Jeremiah's Tragic Relevance

Daniel Gordis on reading Rabbi Benny Lau's Jeremiah: Fate of a Prophet:

Jeremiah's was a world of national Jewish folly. Successive kings of Judah all imagined themselves infinitely more powerful and much less vulnerable than they actually were. With massive powers surrounding them, Egypt to the south and Assyrian and Babylon to the north, they consistently made ill-advised foreign policy choices, all the while entirely ignoring the decadence and moral depravity unfolding inside their own borders. At considerable personal risk, Jeremiah warned the people that their salvation would not derive from alliances with foreign powers that could not be trusted and, instead, he urged, they would do better to focus on creating a society that was just and decent.

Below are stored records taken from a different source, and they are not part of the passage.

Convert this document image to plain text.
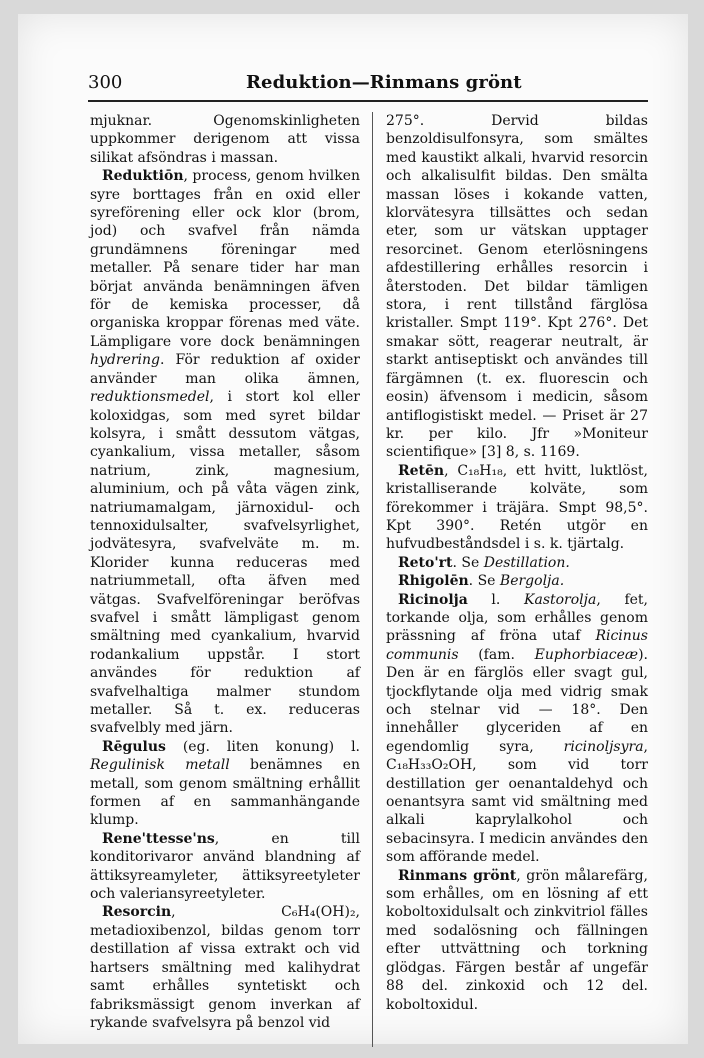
300	Reduktion—Rinmans grönt

mjuknar. Ogenomskinligheten uppkommer derigenom att vissa silikat afsöndras i massan.

Reduktiōn, process, genom hvilken syre borttages från en oxid eller syreförening eller ock klor (brom, jod) och svafvel från nämda grundämnens föreningar med metaller. På senare tider har man börjat använda benämningen äfven för de kemiska processer, då organiska kroppar förenas med väte. Lämpligare vore dock benämningen hydrering. För reduktion af oxider använder man olika ämnen, reduktionsmedel, i stort kol eller koloxidgas, som med syret bildar kolsyra, i smått dessutom vätgas, cyankalium, vissa metaller, såsom natrium, zink, magnesium, aluminium, och på våta vägen zink, natriumamalgam, järnoxidul- och tennoxidulsalter, svafvelsyrlighet, jodvätesyra, svafvelväte m. m. Klorider kunna reduceras med natriummetall, ofta äfven med vätgas. Svafvelföreningar beröfvas svafvel i smått lämpligast genom smältning med cyankalium, hvarvid rodankalium uppstår. I stort användes för reduktion af svafvelhaltiga malmer stundom metaller. Så t. ex. reduceras svafvelbly med järn.

Rēgulus (eg. liten konung) l. Regulinisk metall benämnes en metall, som genom smältning erhållit formen af en sammanhängande klump.

Rene'ttesse'ns, en till konditorivaror använd blandning af ättiksyreamyleter, ättiksyreetyleter och valeriansyreetyleter.

Resorcin, C₆H₄(OH)₂, metadioxibenzol, bildas genom torr destillation af vissa extrakt och vid hartsers smältning med kalihydrat samt erhålles syntetiskt och fabriksmässigt genom inverkan af rykande svafvelsyra på benzol vid

275°. Dervid bildas benzoldisulfonsyra, som smältes med kaustikt alkali, hvarvid resorcin och alkalisulfit bildas. Den smälta massan löses i kokande vatten, klorvätesyra tillsättes och sedan eter, som ur vätskan upptager resorcinet. Genom eterlösningens afdestillering erhålles resorcin i återstoden. Det bildar tämligen stora, i rent tillstånd färglösa kristaller. Smpt 119°. Kpt 276°. Det smakar sött, reagerar neutralt, är starkt antiseptiskt och användes till färgämnen (t. ex. fluorescin och eosin) äfvensom i medicin, såsom antiflogistiskt medel. — Priset är 27 kr. per kilo. Jfr »Moniteur scientifique» [3] 8, s. 1169.

Retēn, C₁₈H₁₈, ett hvitt, luktlöst, kristalliserande kolväte, som förekommer i träjära. Smpt 98,5°. Kpt 390°. Retén utgör en hufvudbeståndsdel i s. k. tjärtalg.

Reto'rt. Se Destillation.

Rhigolēn. Se Bergolja.

Ricinolja l. Kastorolja, fet, torkande olja, som erhålles genom prässning af fröna utaf Ricinus communis (fam. Euphorbiaceæ). Den är en färglös eller svagt gul, tjockflytande olja med vidrig smak och stelnar vid — 18°. Den innehåller glyceriden af en egendomlig syra, ricinoljsyra, C₁₈H₃₃O₂OH, som vid torr destillation ger oenantaldehyd och oenantsyra samt vid smältning med alkali kaprylalkohol och sebacinsyra. I medicin användes den som afförande medel.

Rinmans grönt, grön målarefärg, som erhålles, om en lösning af ett koboltoxidulsalt och zinkvitriol fälles med sodalösning och fällningen efter uttvättning och torkning glödgas. Färgen består af ungefär 88 del. zinkoxid och 12 del. koboltoxidul.
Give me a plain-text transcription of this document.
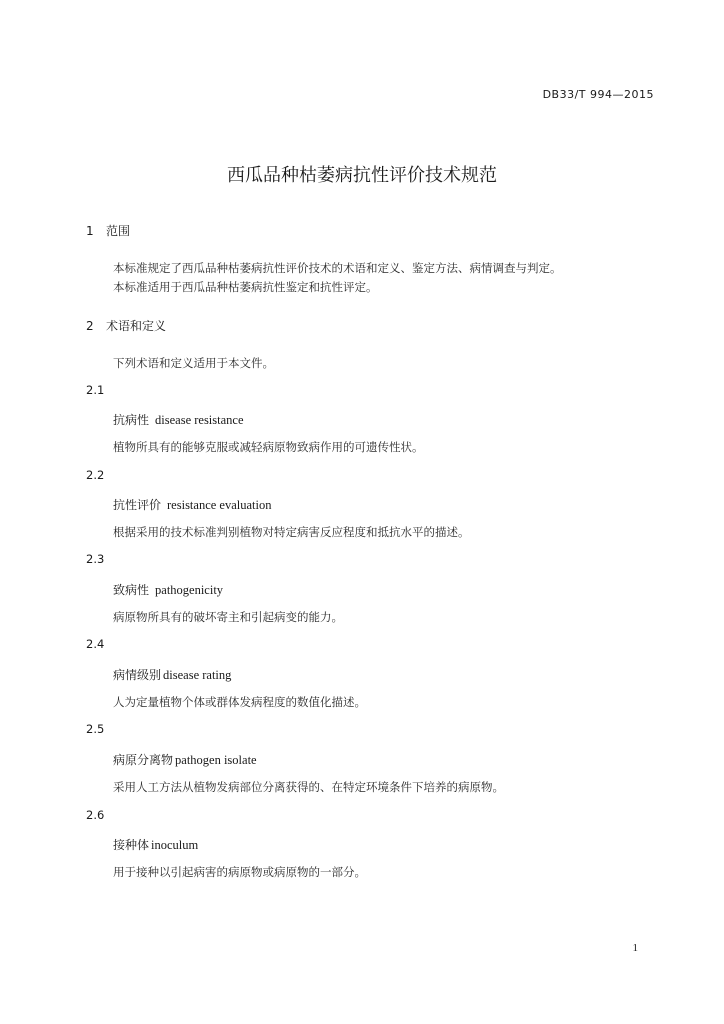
DB33/T 994—2015
西瓜品种枯萎病抗性评价技术规范
1 范围
本标准规定了西瓜品种枯萎病抗性评价技术的术语和定义、鉴定方法、病情调查与判定。
本标准适用于西瓜品种枯萎病抗性鉴定和抗性评定。
2 术语和定义
下列术语和定义适用于本文件。
2.1
抗病性 disease resistance
植物所具有的能够克服或减轻病原物致病作用的可遗传性状。
2.2
抗性评价 resistance evaluation
根据采用的技术标准判别植物对特定病害反应程度和抵抗水平的描述。
2.3
致病性 pathogenicity
病原物所具有的破坏寄主和引起病变的能力。
2.4
病情级别 disease rating
人为定量植物个体或群体发病程度的数值化描述。
2.5
病原分离物 pathogen isolate
采用人工方法从植物发病部位分离获得的、在特定环境条件下培养的病原物。
2.6
接种体 inoculum
用于接种以引起病害的病原物或病原物的一部分。
1
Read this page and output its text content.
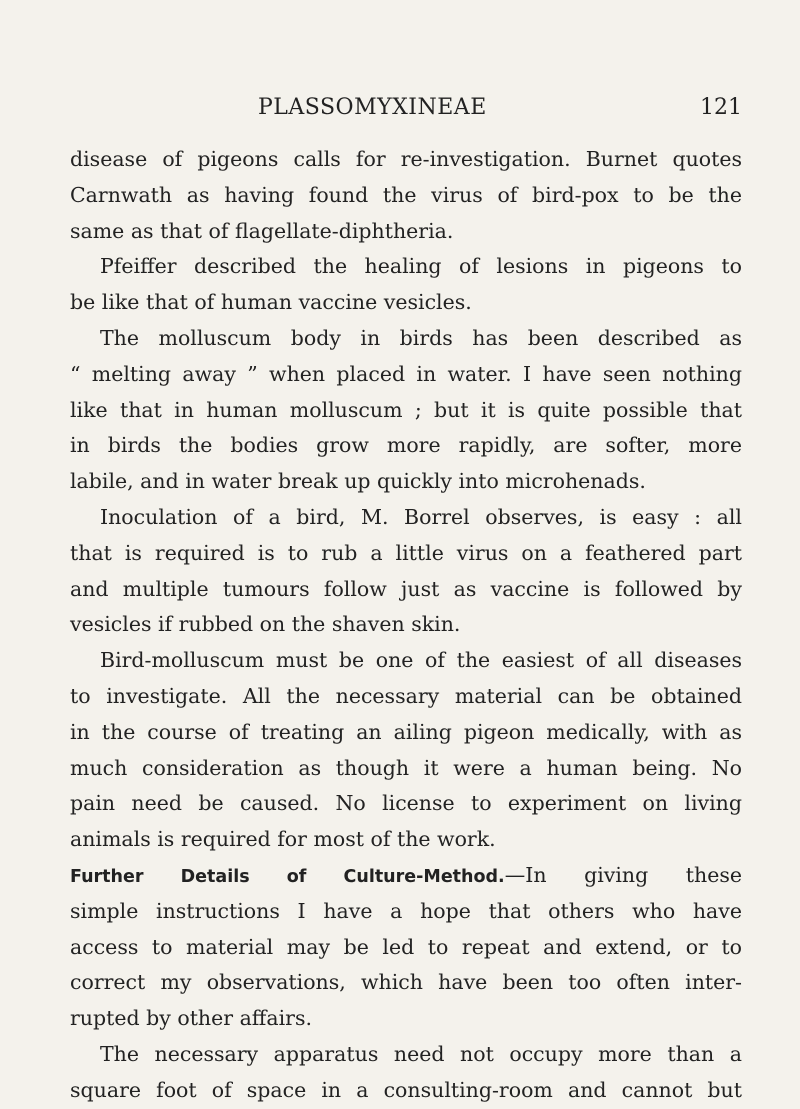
PLASSOMYXINEAE	121
disease of pigeons calls for re-investigation. Burnet quotes
Carnwath as having found the virus of bird-pox to be the
same as that of flagellate-diphtheria.
Pfeiffer described the healing of lesions in pigeons to
be like that of human vaccine vesicles.
The molluscum body in birds has been described as
“ melting away ” when placed in water. I have seen nothing
like that in human molluscum ; but it is quite possible that
in birds the bodies grow more rapidly, are softer, more
labile, and in water break up quickly into microhenads.
Inoculation of a bird, M. Borrel observes, is easy : all
that is required is to rub a little virus on a feathered part
and multiple tumours follow just as vaccine is followed by
vesicles if rubbed on the shaven skin.
Bird-molluscum must be one of the easiest of all diseases
to investigate. All the necessary material can be obtained
in the course of treating an ailing pigeon medically, with as
much consideration as though it were a human being. No
pain need be caused. No license to experiment on living
animals is required for most of the work.
Further Details of Culture-Method.—In giving these
simple instructions I have a hope that others who have
access to material may be led to repeat and extend, or to
correct my observations, which have been too often inter-
rupted by other affairs.
The necessary apparatus need not occupy more than a
square foot of space in a consulting-room and cannot but
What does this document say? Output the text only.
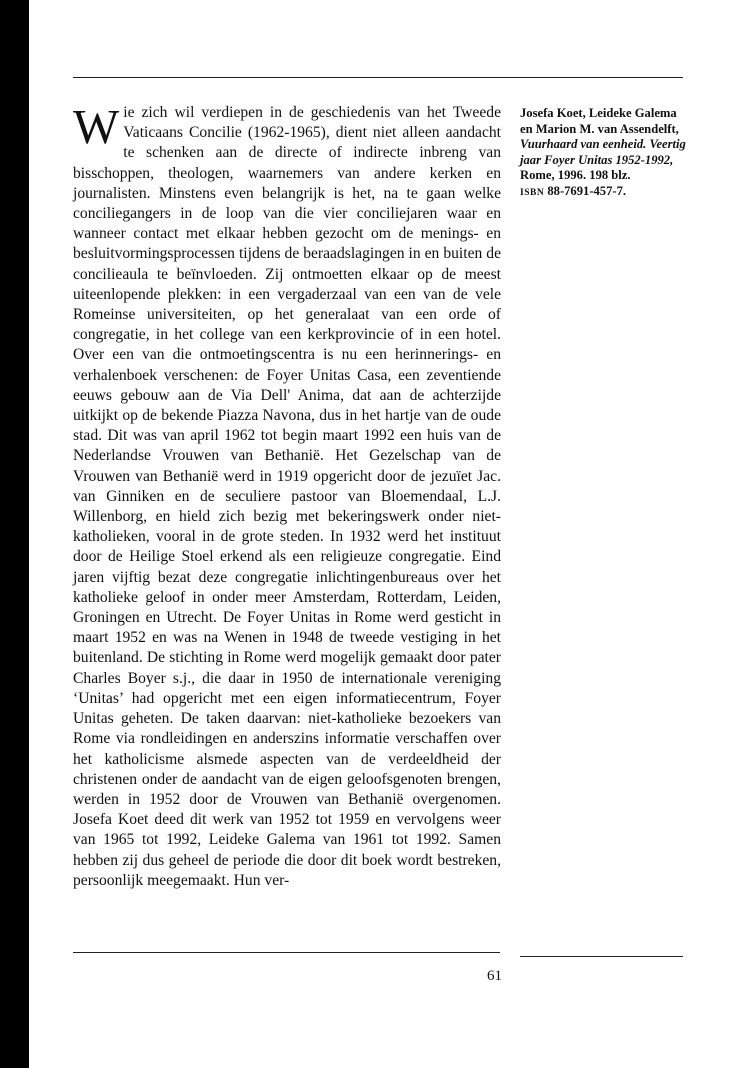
W ie zich wil verdiepen in de geschiedenis van het Tweede Vaticaans Concilie (1962-1965), dient niet alleen aandacht te schenken aan de directe of indirecte inbreng van bisschoppen, theologen, waarnemers van andere kerken en journalisten. Minstens even belangrijk is het, na te gaan welke conciliegangers in de loop van die vier conciliejaren waar en wanneer contact met elkaar hebben gezocht om de menings- en besluitvormingsprocessen tijdens de beraadslagingen in en buiten de concilieaula te beïnvloeden. Zij ontmoetten elkaar op de meest uiteenlopende plekken: in een vergaderzaal van een van de vele Romeinse universiteiten, op het generalaat van een orde of congregatie, in het college van een kerkprovincie of in een hotel. Over een van die ontmoetingscentra is nu een herinnerings- en verhalenboek verschenen: de Foyer Unitas Casa, een zeventiende eeuws gebouw aan de Via Dell' Anima, dat aan de achterzijde uitkijkt op de bekende Piazza Navona, dus in het hartje van de oude stad. Dit was van april 1962 tot begin maart 1992 een huis van de Nederlandse Vrouwen van Bethanië. Het Gezelschap van de Vrouwen van Bethanië werd in 1919 opgericht door de jezuïet Jac. van Ginniken en de seculiere pastoor van Bloemendaal, L.J. Willenborg, en hield zich bezig met bekeringswerk onder niet-katholieken, vooral in de grote steden. In 1932 werd het instituut door de Heilige Stoel erkend als een religieuze congregatie. Eind jaren vijftig bezat deze congregatie inlichtingenbureaus over het katholieke geloof in onder meer Amsterdam, Rotterdam, Leiden, Groningen en Utrecht. De Foyer Unitas in Rome werd gesticht in maart 1952 en was na Wenen in 1948 de tweede vestiging in het buitenland. De stichting in Rome werd mogelijk gemaakt door pater Charles Boyer s.j., die daar in 1950 de internationale vereniging ‘Unitas’ had opgericht met een eigen informatiecentrum, Foyer Unitas geheten. De taken daarvan: niet-katholieke bezoekers van Rome via rondleidingen en anderszins informatie verschaffen over het katholicisme alsmede aspecten van de verdeeldheid der christenen onder de aandacht van de eigen geloofsgenoten brengen, werden in 1952 door de Vrouwen van Bethanië overgenomen. Josefa Koet deed dit werk van 1952 tot 1959 en vervolgens weer van 1965 tot 1992, Leideke Galema van 1961 tot 1992. Samen hebben zij dus geheel de periode die door dit boek wordt bestreken, persoonlijk meegemaakt. Hun ver-
Josefa Koet, Leideke Galema en Marion M. van Assendelft, Vuurhaard van eenheid. Veertig jaar Foyer Unitas 1952-1992, Rome, 1996. 198 blz.
ISBN 88-7691-457-7.
61
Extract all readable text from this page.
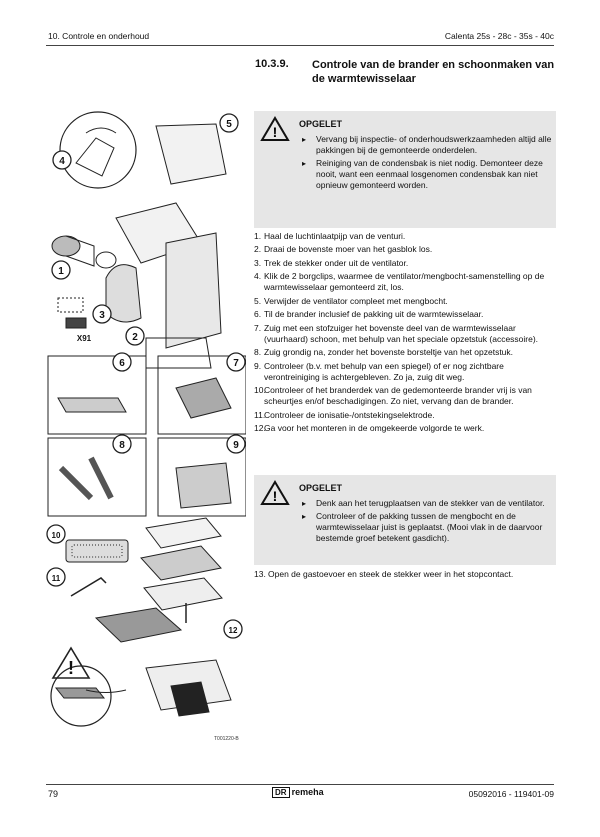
10. Controle en onderhoud	Calenta 25s - 28c - 35s - 40c
10.3.9. Controle van de brander en schoonmaken van de warmtewisselaar
1
2
3
4
5
6	7
8	9
10
11
12
X91
!
T001220-B
! OPGELET
▸ Vervang bij inspectie- of onderhoudswerkzaamheden altijd alle pakkingen bij de gemonteerde onderdelen.
▸ Reiniging van de condensbak is niet nodig. Demonteer deze nooit, want een eenmaal losgenomen condensbak kan niet opnieuw gemonteerd worden.
1. Haal de luchtinlaatpijp van de venturi.
2. Draai de bovenste moer van het gasblok los.
3. Trek de stekker onder uit de ventilator.
4. Klik de 2 borgclips, waarmee de ventilator/mengbocht-samenstelling op de warmtewisselaar gemonteerd zit, los.
5. Verwijder de ventilator compleet met mengbocht.
6. Til de brander inclusief de pakking uit de warmtewisselaar.
7. Zuig met een stofzuiger het bovenste deel van de warmtewisselaar (vuurhaard) schoon, met behulp van het speciale opzetstuk (accessoire).
8. Zuig grondig na, zonder het bovenste borsteltje van het opzetstuk.
9. Controleer (b.v. met behulp van een spiegel) of er nog zichtbare verontreiniging is achtergebleven. Zo ja, zuig dit weg.
10.
Controleer of het branderdek van de gedemonteerde brander vrij is van scheurtjes en/of beschadigingen. Zo niet, vervang dan de brander.
11.
Controleer de ionisatie-/ontstekingselektrode.
12.
Ga voor het monteren in de omgekeerde volgorde te werk.
! OPGELET
▸ Denk aan het terugplaatsen van de stekker van de ventilator.
▸ Controleer of de pakking tussen de mengbocht en de warmtewisselaar juist is geplaatst. (Mooi vlak in de daarvoor bestemde groef betekent gasdicht).
13. Open de gastoevoer en steek de stekker weer in het stopcontact.
79	DR remeha	05092016 - 119401-09
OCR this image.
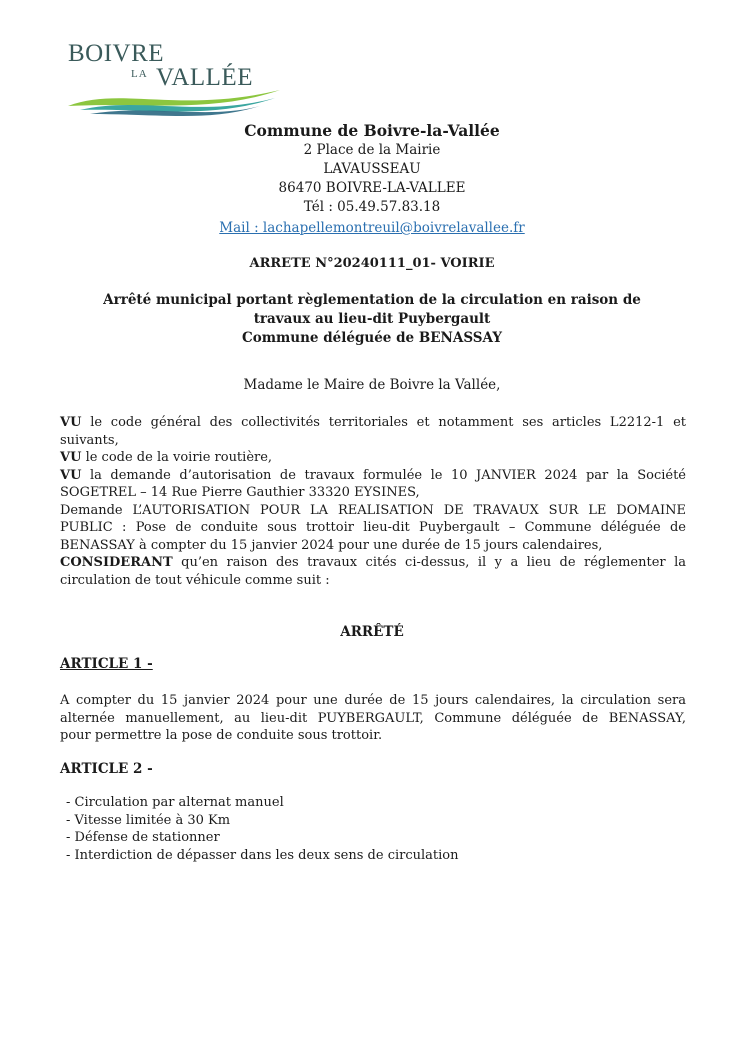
BOIVRE
LA VALLÉE
Commune de Boivre-la-Vallée
2 Place de la Mairie
LAVAUSSEAU
86470 BOIVRE-LA-VALLEE
Tél : 05.49.57.83.18
Mail : lachapellemontreuil@boivrelavallee.fr
ARRETE N°20240111_01- VOIRIE
Arrêté municipal portant règlementation de la circulation en raison de
travaux au lieu-dit Puybergault
Commune déléguée de BENASSAY
Madame le Maire de Boivre la Vallée,
VU le code général des collectivités territoriales et notamment ses articles L2212-1 et
suivants,
VU le code de la voirie routière,
VU la demande d’autorisation de travaux formulée le 10 JANVIER 2024 par la Société
SOGETREL – 14 Rue Pierre Gauthier 33320 EYSINES,
Demande L’AUTORISATION POUR LA REALISATION DE TRAVAUX SUR LE DOMAINE
PUBLIC : Pose de conduite sous trottoir lieu-dit Puybergault – Commune déléguée de
BENASSAY à compter du 15 janvier 2024 pour une durée de 15 jours calendaires,
CONSIDERANT qu’en raison des travaux cités ci-dessus, il y a lieu de réglementer la
circulation de tout véhicule comme suit :
ARRÊTÉ
ARTICLE 1 -
A compter du 15 janvier 2024 pour une durée de 15 jours calendaires, la circulation sera
alternée manuellement, au lieu-dit PUYBERGAULT, Commune déléguée de BENASSAY,
pour permettre la pose de conduite sous trottoir.
ARTICLE 2 -
- Circulation par alternat manuel
- Vitesse limitée à 30 Km
- Défense de stationner
- Interdiction de dépasser dans les deux sens de circulation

Jeremiah, of course, was not needed. We know the end of the story, so reading Lau's book is like reading about a train wreck that might have been prevented, but that you know is about to happen. That, of course, is precisely why Lau wrote the book. The train wreck need not happen, he intimates, but unless something dramatic changes, it very well may.

"So what's with putting the book down every 10 minutes?" my wife asks again. "I thought you said it was great."

"It is excellent," I assure her. "But it's unbearably sad. You can rewind the news two and a half millennia, and though the names of the characters are different, the places are the same and so are the dynamics. It's all basically the same story as today. Nothing changes, or so it seems."